I agree that this certainly points to a build issue, and thus may not be a bug at this point, but I'm wondering what could be wrong here... I use this compiler for my fulltime day job as an STM32/Arm Cortex M3/M4F developer, so I would think that I notice if there was something wrong with my other projects. I'm more concerned about what's going on than anything...

Thanks!!

nitrousnrg commented 5 years ago

I followed the instructions here: https://vesc-project.com/node/310

sudo add-apt-repository ppa:team-gcc-arm-embedded/ppa
sudo apt update
sudo apt install gcc-arm-embedded

You can also check if the mainstream binary I used bricks your board.

chris1seto commented 5 years ago

I'll go ahead and try this tomorrow. I guess if I can build a successful binary using those directions we can go ahead and close the bug report. I am extremely curious as to why the tarball release generates a binary that fails in this way though. Perhaps some kind of difference in optimization?

nitrousnrg commented 5 years ago

I'm baffled as well, but at the same time, I'm not. The purpose of me pushing a motor simulator into vesc codebase is exactly this, to be able to automate tests on real hardware. If one day we bump the compiler version we could hit a problem like this and the test tools will catch the problem for us. In your pc it could be an environment variable issue, ir maybe the IDE you're using. I'd try an ubuntu virtual machine to be sure. Keep us posted!

chris1seto commented 5 years ago

I haven't had time to test this, but also I don't want to just keep this open since it's pretty clear this is some kind of bizarre build system issue. I guess we can go ahead and close it. Man, I'd really love to know where the difference is though. I'm not even sure how to debug this because I bet different versions of gcc will emit slightly different code, although I'm sure for 99.9999% of differences, it will be inconsequential.
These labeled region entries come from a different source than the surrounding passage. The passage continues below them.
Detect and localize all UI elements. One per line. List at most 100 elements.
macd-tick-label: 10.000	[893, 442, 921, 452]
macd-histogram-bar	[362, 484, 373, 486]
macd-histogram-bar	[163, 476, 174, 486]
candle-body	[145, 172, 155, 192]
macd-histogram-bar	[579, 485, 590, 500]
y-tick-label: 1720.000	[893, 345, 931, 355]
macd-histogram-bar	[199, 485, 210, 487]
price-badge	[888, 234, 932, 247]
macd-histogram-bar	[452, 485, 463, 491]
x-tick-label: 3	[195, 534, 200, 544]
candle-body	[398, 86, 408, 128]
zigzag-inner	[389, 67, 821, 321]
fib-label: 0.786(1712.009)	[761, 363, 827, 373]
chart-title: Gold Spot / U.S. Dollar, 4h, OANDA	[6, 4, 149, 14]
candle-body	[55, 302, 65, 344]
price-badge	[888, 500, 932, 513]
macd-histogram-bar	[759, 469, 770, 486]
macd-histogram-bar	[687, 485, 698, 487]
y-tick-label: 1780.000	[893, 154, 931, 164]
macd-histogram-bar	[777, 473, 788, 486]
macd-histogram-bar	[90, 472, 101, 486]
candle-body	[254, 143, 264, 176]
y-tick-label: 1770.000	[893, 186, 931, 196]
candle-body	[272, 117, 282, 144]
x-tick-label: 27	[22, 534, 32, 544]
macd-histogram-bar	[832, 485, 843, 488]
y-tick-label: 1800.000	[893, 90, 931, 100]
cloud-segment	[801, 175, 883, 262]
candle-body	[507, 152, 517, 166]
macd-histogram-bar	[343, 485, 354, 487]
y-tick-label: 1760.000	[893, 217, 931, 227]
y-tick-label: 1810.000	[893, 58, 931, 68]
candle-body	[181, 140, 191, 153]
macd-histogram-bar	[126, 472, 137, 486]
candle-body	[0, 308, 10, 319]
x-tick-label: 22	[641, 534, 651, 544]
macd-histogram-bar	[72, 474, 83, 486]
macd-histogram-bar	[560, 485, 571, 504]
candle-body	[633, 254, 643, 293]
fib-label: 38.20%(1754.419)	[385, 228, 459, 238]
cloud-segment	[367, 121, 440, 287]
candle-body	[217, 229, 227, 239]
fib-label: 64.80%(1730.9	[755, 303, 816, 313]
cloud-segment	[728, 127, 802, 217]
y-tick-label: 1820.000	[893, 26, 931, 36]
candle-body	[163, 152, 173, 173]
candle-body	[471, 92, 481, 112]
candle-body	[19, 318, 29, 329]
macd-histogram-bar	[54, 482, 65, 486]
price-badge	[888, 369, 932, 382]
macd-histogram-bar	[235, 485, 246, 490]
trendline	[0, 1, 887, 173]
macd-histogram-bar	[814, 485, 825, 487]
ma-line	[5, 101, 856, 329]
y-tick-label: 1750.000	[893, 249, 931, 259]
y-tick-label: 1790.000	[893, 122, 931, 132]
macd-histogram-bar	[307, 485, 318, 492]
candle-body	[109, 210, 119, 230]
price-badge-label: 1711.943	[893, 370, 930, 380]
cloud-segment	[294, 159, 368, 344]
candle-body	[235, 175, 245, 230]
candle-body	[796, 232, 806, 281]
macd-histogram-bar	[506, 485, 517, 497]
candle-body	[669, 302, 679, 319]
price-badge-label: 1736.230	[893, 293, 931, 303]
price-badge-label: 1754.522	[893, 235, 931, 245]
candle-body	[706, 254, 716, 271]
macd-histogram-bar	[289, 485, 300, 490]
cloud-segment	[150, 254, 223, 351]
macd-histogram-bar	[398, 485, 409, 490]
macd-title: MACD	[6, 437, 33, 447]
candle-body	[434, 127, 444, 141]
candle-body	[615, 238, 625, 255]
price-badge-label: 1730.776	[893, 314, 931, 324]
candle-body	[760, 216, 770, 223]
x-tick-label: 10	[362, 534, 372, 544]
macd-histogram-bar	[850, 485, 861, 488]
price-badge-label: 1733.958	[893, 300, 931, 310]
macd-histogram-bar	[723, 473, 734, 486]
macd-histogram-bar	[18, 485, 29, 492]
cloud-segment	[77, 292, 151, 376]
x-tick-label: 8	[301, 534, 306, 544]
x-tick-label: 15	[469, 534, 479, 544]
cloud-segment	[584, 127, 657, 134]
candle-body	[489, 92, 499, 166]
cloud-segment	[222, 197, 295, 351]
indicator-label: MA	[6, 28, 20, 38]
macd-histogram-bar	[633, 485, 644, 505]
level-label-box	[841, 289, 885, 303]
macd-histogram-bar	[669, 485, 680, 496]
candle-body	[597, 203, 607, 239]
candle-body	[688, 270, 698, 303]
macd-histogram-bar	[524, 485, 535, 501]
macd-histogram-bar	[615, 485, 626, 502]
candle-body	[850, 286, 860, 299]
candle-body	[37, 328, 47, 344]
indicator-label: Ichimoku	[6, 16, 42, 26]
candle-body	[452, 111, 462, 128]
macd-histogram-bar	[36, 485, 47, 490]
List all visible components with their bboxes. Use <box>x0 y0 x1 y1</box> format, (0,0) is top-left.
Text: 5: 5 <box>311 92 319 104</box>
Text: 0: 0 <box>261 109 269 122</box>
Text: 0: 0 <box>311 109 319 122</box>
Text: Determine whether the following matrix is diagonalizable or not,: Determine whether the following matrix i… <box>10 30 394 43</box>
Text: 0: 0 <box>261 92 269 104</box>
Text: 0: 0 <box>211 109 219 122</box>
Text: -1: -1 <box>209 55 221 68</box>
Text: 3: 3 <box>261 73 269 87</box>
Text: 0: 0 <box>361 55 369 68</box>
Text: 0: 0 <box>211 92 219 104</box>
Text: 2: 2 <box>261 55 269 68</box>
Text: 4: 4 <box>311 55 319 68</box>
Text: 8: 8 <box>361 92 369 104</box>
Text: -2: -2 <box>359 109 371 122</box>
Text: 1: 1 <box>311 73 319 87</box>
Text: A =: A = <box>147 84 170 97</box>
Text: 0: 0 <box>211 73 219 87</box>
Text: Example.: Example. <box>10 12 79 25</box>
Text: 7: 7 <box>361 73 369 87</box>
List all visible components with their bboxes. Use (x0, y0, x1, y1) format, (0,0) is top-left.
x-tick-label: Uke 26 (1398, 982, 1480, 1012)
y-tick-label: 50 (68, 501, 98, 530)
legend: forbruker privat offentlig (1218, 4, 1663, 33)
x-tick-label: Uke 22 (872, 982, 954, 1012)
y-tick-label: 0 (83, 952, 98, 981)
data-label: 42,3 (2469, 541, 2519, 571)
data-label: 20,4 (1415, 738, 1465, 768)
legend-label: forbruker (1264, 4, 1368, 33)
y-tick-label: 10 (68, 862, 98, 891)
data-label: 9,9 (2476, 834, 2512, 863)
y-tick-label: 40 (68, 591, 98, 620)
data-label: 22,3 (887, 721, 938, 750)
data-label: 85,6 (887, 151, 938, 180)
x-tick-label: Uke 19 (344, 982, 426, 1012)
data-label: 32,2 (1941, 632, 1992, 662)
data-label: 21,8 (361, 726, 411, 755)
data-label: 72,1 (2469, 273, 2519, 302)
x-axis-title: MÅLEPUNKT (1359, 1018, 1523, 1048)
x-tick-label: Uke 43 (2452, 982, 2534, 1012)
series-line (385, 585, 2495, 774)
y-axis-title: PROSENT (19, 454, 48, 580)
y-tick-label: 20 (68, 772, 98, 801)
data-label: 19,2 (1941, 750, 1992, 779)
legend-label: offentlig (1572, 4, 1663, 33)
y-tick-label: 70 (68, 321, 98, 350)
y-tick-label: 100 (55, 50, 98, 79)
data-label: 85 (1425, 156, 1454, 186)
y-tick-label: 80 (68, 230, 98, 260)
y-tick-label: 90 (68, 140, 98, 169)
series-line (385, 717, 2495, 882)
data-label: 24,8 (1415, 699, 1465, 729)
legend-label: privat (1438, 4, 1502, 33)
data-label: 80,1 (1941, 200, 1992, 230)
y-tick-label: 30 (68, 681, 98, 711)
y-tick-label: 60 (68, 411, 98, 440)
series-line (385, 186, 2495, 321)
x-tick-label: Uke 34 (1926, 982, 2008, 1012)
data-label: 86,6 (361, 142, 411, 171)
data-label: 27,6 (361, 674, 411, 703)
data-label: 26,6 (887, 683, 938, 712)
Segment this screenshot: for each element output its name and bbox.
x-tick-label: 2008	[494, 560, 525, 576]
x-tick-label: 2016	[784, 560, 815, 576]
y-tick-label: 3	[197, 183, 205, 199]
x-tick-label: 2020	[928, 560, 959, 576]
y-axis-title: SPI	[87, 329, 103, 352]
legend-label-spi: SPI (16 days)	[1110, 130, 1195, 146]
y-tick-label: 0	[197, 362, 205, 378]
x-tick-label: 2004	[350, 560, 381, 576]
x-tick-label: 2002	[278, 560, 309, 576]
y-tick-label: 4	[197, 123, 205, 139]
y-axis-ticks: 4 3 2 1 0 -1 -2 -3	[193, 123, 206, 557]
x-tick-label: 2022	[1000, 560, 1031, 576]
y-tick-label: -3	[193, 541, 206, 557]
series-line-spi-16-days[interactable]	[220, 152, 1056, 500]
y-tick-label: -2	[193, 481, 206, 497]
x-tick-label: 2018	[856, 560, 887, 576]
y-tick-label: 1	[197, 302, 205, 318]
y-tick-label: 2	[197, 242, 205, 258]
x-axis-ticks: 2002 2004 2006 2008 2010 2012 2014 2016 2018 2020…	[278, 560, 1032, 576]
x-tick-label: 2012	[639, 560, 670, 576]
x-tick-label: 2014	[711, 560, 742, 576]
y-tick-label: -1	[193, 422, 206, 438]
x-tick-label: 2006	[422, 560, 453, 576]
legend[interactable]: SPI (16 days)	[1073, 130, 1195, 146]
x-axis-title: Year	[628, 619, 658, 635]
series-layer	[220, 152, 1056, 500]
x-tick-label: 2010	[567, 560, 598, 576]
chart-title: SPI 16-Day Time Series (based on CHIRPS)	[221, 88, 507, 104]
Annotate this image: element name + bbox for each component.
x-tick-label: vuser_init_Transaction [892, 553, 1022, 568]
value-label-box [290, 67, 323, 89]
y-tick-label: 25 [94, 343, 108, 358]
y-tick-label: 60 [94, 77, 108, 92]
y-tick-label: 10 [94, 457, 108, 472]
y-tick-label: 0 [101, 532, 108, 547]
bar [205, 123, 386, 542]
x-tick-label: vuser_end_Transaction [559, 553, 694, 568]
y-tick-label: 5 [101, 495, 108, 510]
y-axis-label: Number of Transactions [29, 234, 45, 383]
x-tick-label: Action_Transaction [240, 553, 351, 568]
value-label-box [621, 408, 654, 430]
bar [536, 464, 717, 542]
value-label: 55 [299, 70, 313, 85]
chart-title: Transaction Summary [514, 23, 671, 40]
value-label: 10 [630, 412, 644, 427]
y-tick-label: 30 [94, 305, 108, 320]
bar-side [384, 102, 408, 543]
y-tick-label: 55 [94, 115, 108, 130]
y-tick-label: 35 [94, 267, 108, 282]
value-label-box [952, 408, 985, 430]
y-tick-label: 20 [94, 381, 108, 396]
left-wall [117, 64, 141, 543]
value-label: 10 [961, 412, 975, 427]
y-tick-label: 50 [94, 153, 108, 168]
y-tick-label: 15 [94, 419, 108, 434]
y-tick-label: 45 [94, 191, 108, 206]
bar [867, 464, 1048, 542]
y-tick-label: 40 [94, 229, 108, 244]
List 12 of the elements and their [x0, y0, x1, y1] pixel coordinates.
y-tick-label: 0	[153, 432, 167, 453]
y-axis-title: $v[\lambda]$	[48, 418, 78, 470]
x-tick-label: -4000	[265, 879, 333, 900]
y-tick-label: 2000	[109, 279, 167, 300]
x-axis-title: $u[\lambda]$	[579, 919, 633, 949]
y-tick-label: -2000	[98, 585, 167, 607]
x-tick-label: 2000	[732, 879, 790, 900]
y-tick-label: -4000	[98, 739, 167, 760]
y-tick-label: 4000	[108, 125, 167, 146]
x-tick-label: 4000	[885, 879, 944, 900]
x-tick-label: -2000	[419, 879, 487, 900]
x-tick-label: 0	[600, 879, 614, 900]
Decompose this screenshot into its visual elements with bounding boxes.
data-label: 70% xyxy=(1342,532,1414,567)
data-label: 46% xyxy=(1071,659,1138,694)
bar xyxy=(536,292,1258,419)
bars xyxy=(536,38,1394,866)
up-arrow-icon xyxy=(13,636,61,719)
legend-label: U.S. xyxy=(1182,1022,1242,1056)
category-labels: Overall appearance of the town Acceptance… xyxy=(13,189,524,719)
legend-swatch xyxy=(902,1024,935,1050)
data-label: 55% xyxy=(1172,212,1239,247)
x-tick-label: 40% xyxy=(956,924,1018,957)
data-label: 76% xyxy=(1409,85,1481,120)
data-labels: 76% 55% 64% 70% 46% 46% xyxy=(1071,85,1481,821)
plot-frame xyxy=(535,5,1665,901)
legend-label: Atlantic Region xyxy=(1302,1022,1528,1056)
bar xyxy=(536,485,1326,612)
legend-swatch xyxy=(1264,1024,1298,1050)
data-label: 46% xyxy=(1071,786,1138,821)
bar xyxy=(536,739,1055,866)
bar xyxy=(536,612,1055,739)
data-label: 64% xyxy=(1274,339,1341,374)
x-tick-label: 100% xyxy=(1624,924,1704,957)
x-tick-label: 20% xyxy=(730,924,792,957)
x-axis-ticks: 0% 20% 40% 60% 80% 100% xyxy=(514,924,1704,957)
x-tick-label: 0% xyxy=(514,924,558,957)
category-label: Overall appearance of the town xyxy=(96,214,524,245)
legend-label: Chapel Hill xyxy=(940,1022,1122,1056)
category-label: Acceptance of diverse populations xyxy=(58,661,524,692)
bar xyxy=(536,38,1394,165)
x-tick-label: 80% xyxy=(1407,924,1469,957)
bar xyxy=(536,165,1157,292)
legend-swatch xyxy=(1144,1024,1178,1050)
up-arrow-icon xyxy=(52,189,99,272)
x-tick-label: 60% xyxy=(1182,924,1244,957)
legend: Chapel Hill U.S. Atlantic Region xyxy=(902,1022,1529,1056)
But my point is, I'm not sure how you could even diff the disassembly to pinpoint it.

vedderb commented 5 years ago

I had a look, and the GCC version you are using is 8 whereas I have been using 7. That should be no problem, but I can give it a try with the same version you are using and see if I encounter the same problem. Will report back in a few days after testing.

chris1seto commented 5 years ago

Thanks Benjamin! That would be excellent!

Guillaume227 commented 5 years ago

I happen to also have a 4.10 Flipsky around so I tested the latest firmware on it.

I have tried reducing 10ms to 1ms or 100us but still get the board reset. If I change it to just continue, it behaves fine. Do you see that too?

tdaede commented 4 years ago

FWIW I can also reproduce this on a 4.12 VESC. I was able to bisect it to the same commit. I'm using GCC 9.2.1 from Fedora's repositories. I also tried @Guillaume227 's suggestion of always continue, however that was an incomplete fix - it gets farther, but USB never comes up.

tdaede commented 4 years ago

I just rebuilt the code with gcc-arm-none-eabi-7-2018-q2-update and now it works perfectly. So it is, in fact, the gcc version that matters.

lalten commented 3 years ago

Had the same issue and can confirm, current master works when compiled with gcc-arm-none-eabi-7-2018-q2 - but will boot loop when compiled with gcc-arm-none-eabi-9-2019-q4.